Liv died three months later. It was longer than the doctors had predicted she’d live, and her last days were spent in Luna’s home. Before she passed, she and Finn had a small ceremony, and he adopted Clover and Saffy as his own. Luna knew she’d be looking after her sisters in England, that Finn would stay in Scotland, or perhaps he’d go back to New Zealand. But he would also FaceTime them every week. And every Christmas, they’d travel to Cassie’s home in Edinburgh and celebrate Hogmanay with first footing, a Scottish tradition designed to bring good luck for the new year, and whiskey.
Luna was tested for gene mutations to detect her chances of developing cancer. She tested low-risk, but planned to be screened regularly, just in case. And to have Clover and Saffy be tested once they turned twenty-one.
Clover is eleven now. She’s in Year 7 and obsessed with clothes, science, and Minecraft. Sometimes she calls Luna “Mum,” and Luna doesn’t correct her. She can see the resemblance herself, even when she looks in the mirror. And sometimes, when she looks at Charlie, she can see a flash of her dad, Sean.

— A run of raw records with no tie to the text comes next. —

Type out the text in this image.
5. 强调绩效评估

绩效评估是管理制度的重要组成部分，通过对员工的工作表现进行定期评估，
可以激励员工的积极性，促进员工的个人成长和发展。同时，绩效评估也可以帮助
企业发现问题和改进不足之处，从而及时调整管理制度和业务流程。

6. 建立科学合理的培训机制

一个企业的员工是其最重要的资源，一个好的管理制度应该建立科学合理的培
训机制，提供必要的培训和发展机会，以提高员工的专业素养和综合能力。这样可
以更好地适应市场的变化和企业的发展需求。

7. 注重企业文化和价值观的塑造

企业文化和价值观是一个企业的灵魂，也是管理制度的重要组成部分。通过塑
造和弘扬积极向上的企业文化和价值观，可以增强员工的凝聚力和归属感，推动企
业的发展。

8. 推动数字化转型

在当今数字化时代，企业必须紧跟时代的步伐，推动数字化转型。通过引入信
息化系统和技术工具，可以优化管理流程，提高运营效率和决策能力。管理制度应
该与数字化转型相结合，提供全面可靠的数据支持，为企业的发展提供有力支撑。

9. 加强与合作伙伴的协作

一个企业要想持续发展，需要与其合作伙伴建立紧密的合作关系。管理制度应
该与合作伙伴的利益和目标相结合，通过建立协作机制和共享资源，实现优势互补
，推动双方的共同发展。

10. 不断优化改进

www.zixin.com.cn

Especially around the eyes. Life continues outrageously, she thinks, in whatever form it can. An unstoppable circularity, the past always in the present.
Eilidh contacted Luna soon after they arrived back in Coventry. By then, Clover was overjoyed to be reunited with Saffy, which made her relocation to Coventry and embracing life without her mother a lot more bearable. Eilidh called right as Clover was laughing her head off in the background, and although she’s been placed on file for a checkup with local social services, there hasn’t yet been a call.